Combinatorial blow-up with the Alchemy strategy lazy='joined'

Bug #1649317 reported by Pierre Crégut on 2016-12-12
18
This bug affects 2 people
Affects Status Importance Assigned to Milestone
neutron
High
Kevin Benton

Bug Description

A regular tenant can create objects that will require a lot of time to enumerate because of the strategy used by the ORM to build back the objects from the different tables in the database.

The script attached can be used to reproduce the problem. It creates a network with several subnetworks (with several routes and DNS servers), several tags, several RBAC policies but it does not exceed any typical quota. Because the network is retrieved at each stage it is modified, it is hard to run this script until its end in a typical setup.

Using the strategy lazy='joined' means that a single request is performed to retrieve an object and all its parts that may be expressed in several tables. For example when one asks for the network list, a complex query will be issued that also retrieves subnets, subnetpools, dns agents, etc. The exact query is visible at http://paste.openstack.org/show/592120/

Unfortunately using the strategy lazy=joined has another impact when the relation between the parent object and the sub-object has a ?-n arity. Rather than giving back exactly the row needed, the single query builds a kind of cross-product of the answers sharing the join keys. For example if we have a network with 4 tags and 4 subnetworks, we will have at least 16 rows for each combination of tags and subnetworks. Other fields like rbac rules, special routes, dns servers can amplify the problem.

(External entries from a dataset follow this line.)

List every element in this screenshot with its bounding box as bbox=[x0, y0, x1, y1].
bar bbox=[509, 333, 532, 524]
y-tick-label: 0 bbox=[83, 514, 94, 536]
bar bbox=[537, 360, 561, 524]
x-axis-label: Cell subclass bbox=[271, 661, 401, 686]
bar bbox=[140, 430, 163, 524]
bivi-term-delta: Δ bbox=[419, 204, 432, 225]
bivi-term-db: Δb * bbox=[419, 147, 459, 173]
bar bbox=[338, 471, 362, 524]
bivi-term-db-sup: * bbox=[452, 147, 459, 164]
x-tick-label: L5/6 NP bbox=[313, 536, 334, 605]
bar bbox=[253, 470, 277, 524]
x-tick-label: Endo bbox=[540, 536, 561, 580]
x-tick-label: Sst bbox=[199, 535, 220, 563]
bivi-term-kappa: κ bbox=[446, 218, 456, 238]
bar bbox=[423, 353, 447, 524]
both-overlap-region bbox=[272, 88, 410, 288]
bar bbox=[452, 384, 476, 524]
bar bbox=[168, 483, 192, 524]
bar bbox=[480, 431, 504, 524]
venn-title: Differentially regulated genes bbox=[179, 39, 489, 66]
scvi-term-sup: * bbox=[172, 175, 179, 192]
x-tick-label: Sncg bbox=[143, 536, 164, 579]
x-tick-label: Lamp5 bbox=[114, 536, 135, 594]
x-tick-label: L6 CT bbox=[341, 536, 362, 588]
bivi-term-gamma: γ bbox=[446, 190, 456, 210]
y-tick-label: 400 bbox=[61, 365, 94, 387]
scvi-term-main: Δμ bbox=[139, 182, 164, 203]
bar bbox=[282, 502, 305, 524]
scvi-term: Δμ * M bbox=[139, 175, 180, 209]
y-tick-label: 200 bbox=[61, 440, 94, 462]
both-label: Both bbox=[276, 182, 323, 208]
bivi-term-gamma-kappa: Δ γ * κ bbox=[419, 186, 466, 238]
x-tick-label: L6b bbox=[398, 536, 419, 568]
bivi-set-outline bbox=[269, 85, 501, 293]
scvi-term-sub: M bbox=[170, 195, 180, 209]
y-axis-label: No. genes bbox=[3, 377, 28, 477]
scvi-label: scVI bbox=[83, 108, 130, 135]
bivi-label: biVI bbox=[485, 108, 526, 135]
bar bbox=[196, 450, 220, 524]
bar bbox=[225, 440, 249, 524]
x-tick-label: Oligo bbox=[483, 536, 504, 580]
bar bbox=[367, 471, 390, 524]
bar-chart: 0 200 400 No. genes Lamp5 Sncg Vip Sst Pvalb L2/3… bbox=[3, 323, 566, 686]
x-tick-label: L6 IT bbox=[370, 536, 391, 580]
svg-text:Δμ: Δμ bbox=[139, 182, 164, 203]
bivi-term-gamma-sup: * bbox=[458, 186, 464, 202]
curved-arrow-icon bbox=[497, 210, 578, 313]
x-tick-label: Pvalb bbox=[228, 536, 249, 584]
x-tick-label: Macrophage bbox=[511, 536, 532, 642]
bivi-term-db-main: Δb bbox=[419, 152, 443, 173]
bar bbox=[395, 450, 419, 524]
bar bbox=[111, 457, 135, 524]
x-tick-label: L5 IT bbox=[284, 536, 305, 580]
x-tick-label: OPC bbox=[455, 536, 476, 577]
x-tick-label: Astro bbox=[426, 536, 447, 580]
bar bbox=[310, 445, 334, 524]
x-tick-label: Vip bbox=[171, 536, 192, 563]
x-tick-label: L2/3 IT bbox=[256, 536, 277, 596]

It is not clear if the heavy usage of the database server and neutron server could lead to a real denial of service for other users.

Pierre Crégut (pcregut) wrote :
Pierre Crégut (pcregut) wrote :

The solution is to apply the lazy='subquery' strategy:
- it solves the combinatorial blowup by querying each table with exactly the ids that are useful for the objects (supplied as a list in the where clause).
- the number of requests is limited by the complexity of the data model (the number of tables involved) not by the number of elements to retrieve (that would be the case with lazy='select').
- testing it against the current solution shows at most 20% slowdown in the worst case (and better behaviour in a lot of cases).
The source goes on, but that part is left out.